In a shipment of 20 packages, 7 packages are damaged. The packages are randomly inspected, one at a time, without replacement, until the fourth damaged package is discovered.
Calculate the probability that exactly 12 packages are inspected.
So you have this diagram
_ _ _ _ _ _ _ _ _ _ _D
Where D represents a damaged package and it is fixed at the 12th spot. Let X represent a non damaged package. One possible ordering of the above scenario is DDDXXXXXXXXD. Since the last D is fixed you have 11 choose 3 ways of moving around the Xs and Ds. I'm getting the correct answer $\approx.119$ doing
$${11\choose 3}\frac{7\times6\times5\times4\times13\times12\times11\times10\times9\times8\times7\times6}{20\times19\times18\times17\times16\times15\times14\times13\times12\times11\times10\times9}$$
This is supposed to represent for example:
(chance of choosing the 1st damaged package)AND(chance of choosing 2nd damaged package)AND(chance of choosing 3nd damaged package)AND(chance of choosing 4th damaged package)AND(chance of choosing 1st non-damaged package)AND(chance of choosing 2nd non-damaged package)AND…AND(chance of choosing 8th non-damaged package).
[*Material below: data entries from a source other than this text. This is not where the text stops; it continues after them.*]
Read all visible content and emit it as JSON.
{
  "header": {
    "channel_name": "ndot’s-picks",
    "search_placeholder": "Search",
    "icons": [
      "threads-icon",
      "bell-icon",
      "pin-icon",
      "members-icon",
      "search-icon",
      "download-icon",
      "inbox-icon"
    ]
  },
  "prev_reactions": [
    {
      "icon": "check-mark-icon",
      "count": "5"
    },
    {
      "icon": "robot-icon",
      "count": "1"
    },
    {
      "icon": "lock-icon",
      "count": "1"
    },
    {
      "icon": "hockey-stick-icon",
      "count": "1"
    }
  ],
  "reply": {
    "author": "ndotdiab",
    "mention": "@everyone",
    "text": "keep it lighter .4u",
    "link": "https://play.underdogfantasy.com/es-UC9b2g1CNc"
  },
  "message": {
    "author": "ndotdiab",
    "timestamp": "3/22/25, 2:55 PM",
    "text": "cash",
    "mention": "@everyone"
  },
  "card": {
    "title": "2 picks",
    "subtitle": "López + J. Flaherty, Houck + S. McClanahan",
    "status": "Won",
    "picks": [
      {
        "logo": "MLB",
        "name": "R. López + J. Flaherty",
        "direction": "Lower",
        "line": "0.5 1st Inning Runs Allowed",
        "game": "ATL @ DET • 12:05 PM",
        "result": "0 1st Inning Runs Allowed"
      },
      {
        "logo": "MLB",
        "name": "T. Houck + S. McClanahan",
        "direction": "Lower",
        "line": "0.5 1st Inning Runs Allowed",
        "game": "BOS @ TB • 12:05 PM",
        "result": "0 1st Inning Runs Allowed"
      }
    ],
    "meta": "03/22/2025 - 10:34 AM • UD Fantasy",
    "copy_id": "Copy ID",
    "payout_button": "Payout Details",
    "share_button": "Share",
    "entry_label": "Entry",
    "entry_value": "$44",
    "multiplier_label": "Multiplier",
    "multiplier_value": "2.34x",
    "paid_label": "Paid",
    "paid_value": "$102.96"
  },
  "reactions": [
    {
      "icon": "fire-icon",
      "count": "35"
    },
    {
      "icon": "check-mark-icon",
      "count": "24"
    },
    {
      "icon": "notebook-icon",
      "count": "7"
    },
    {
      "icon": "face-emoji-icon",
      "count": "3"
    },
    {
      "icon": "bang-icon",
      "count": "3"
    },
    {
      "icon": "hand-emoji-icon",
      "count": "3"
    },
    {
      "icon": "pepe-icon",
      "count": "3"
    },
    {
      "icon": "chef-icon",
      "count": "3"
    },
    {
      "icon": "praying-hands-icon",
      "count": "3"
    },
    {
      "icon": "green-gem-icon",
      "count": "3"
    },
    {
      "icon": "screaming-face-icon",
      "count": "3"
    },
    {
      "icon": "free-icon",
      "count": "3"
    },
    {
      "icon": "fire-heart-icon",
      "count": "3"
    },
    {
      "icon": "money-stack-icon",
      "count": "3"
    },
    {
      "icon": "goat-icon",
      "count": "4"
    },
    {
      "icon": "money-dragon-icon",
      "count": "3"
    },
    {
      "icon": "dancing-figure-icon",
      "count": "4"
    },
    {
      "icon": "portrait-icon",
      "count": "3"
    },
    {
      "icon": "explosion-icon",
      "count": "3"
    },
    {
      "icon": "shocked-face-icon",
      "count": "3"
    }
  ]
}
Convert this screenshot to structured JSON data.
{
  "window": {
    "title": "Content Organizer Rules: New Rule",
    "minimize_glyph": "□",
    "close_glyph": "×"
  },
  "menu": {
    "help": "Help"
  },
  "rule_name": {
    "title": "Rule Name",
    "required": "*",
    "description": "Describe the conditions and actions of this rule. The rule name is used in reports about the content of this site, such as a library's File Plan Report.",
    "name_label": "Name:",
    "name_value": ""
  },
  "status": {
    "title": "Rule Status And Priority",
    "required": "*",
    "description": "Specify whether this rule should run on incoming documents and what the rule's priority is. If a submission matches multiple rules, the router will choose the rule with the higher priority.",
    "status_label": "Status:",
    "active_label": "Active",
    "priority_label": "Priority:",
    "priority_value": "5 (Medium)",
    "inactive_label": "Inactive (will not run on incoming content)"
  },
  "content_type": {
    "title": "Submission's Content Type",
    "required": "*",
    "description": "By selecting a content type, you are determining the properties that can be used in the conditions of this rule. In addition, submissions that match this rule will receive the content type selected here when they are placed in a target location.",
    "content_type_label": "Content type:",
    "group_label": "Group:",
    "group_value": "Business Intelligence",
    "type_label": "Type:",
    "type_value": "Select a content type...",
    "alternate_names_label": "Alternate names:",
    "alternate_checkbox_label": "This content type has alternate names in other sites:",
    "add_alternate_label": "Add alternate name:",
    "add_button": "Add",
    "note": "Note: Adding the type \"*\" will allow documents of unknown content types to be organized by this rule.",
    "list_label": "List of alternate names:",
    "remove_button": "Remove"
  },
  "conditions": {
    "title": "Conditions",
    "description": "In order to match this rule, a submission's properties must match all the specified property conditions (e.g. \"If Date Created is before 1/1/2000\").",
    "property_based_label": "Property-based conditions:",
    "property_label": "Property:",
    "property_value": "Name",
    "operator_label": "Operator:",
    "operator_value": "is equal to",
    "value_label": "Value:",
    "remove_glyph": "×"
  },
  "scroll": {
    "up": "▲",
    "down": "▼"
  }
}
My question: selection "without replacement" is a very typical case where the events are not independent and $P(A\cap B)=P(A)P(B)$ if A and B are independent, but it works in this case, why? Or is this a coincidence?
Best Answer
This is not an instance of the probability multiplication rule because later factors in the product depend on earlier ones. If the events were truly independent, you would be writing down the same probabilities for each damaged package, which is not the case here.
Here the multiplication represents going down the probability tree rather than introducing a new independent random variable.